Lors d’une déclaration remarquée en mai dernier à l’Assemblée nationale, Ousmane Sonko avait prévenu : une hausse des prix des carburants pourrait s’imposer face à l’évolution des cours mondiaux. Aujourd’hui, son avertissement prend une tournure concrète. Le gouvernement sénégalais a officiellement acté cette décision dès ce samedi matin.

Dès ce matin, les Sénégalais ont constaté une augmentation significative des tarifs à la pompe. Le supercarburant atteint désormais 990 F CFA le litre, en hausse de 70 F CFA, tandis que le gasoil s’affiche à 755 F CFA le litre, soit une progression de 75 F CFA. Cette mesure s’applique immédiatement, conformément à l’annonce gouvernementale.
Pourquoi cette hausse était-elle annoncée ?
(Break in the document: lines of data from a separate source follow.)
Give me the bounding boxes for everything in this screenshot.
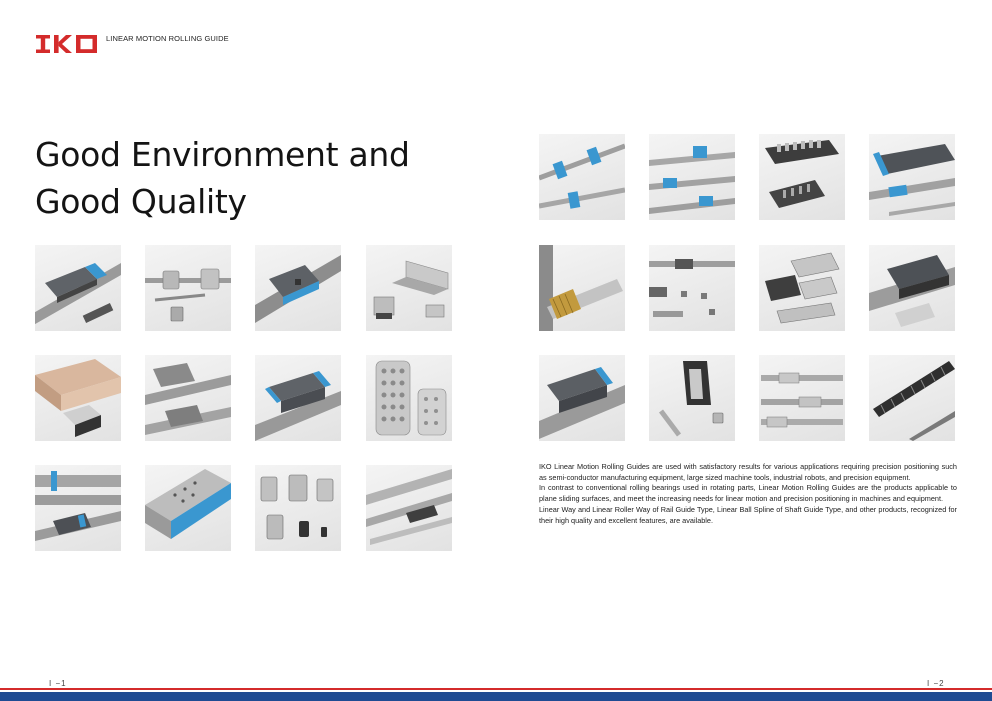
product-photo: [255, 245, 341, 331]
iko-logo: [36, 35, 98, 53]
description-paragraph: In contrast to conventional rolling bearings used in rotating parts, Linear Motion Rolling Guides are the products applicable to plane sliding surfaces, and meet the increasing needs for linear motion and precision positioning in machines and equipment.: [539, 483, 957, 504]
header-title: LINEAR MOTION ROLLING GUIDE: [106, 34, 229, 43]
product-photo: [35, 465, 121, 551]
description-paragraph: Linear Way and Linear Roller Way of Rail Guide Type, Linear Ball Spline of Shaft Guide Type, and other products, recognized for their high quality and excellent features, are available.: [539, 504, 957, 525]
product-photo: [649, 245, 735, 331]
product-photo: [366, 355, 452, 441]
title-line-2: Good Quality: [35, 182, 247, 221]
page-number-left: I −1: [49, 679, 67, 688]
product-photo: [255, 355, 341, 441]
product-photo: [539, 245, 625, 331]
product-photo: [255, 465, 341, 551]
product-photo: [145, 355, 231, 441]
product-photo: [869, 245, 955, 331]
product-photo: [35, 245, 121, 331]
product-photo: [869, 134, 955, 220]
product-photo: [869, 355, 955, 441]
product-photo: [145, 245, 231, 331]
product-photo: [145, 465, 231, 551]
title-line-1: Good Environment and: [35, 135, 410, 174]
product-photo: [35, 355, 121, 441]
page-title: [35, 131, 410, 225]
page-number-right: I −2: [927, 679, 945, 688]
description-paragraph: IKO Linear Motion Rolling Guides are used with satisfactory results for various applications requiring precision positioning such as semi-conductor manufacturing equipment, large sized machine tools, industrial robots, and precision equipment.: [539, 462, 957, 482]
product-photo: [649, 355, 735, 441]
product-photo: [539, 134, 625, 220]
product-photo: [759, 134, 845, 220]
product-photo: [366, 245, 452, 331]
product-photo: [649, 134, 735, 220]
footer-stripe-blue: [0, 692, 992, 701]
product-photo: [759, 245, 845, 331]
description: [539, 462, 957, 526]
product-photo: [539, 355, 625, 441]
product-photo: [366, 465, 452, 551]
product-photo: [759, 355, 845, 441]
Ousmane Sonko, alors Premier ministre, avait souligné lors de son intervention parlementaire la nécessité de préserver les populations sénégalaises des répercussions des tensions géopolitiques. « Tout ce que nous pouvons faire pour éviter de transférer la crise du Moyen-Orient sur le dos des citoyens, nous le mettrons en place. Mais quand l’impossible sera atteint, il faudra assumer et expliquer aux Sénégalais que la situation impose cette hausse », avait-il déclaré.
Un retour aux tarifs d’avant la baisse de décembre 2025
Les autorités justifient cette décision par un retour aux prix pratiqués avant la réduction décidée le 6 décembre 2025. Les produits pétroliers comme le gaz ou l’essence pour pirogues ne sont pas concernés par cette mesure. En revanche, cette hausse intervient dans un contexte de flambée des cours du pétrole, directement liée aux événements au Moyen-Orient.
Les conséquences de cette augmentation ne se limitent pas aux automobilistes. Les transports et les coûts de production des biens de consommation, fortement dépendants des carburants, subiront inévitablement une pression à la hausse. Cette nouvelle charge s’ajoute à une période déjà marquée par une inflation persistante, mettant les ménages sénégalais sous tension.
Un ajustement inévitable face à l’inflation mondiale
Depuis plusieurs mois, le marché pétrolier mondial subit les effets d’une demande accrue et des perturbations d’approvisionnement. Le Sénégal, comme de nombreux pays, subit de plein fouet cette réalité économique. Malgré les efforts pour limiter l’impact sur les usagers, la hausse des prix à la pompe devenait un scénario difficilement évitable.
Les observateurs s’interrogent désormais sur les mesures d’accompagnement que le gouvernement pourrait déployer pour atténuer les effets de cette décision auprès des populations les plus vulnérables. En attendant, les Sénégalais doivent se préparer à une nouvelle phase d’ajustement économique.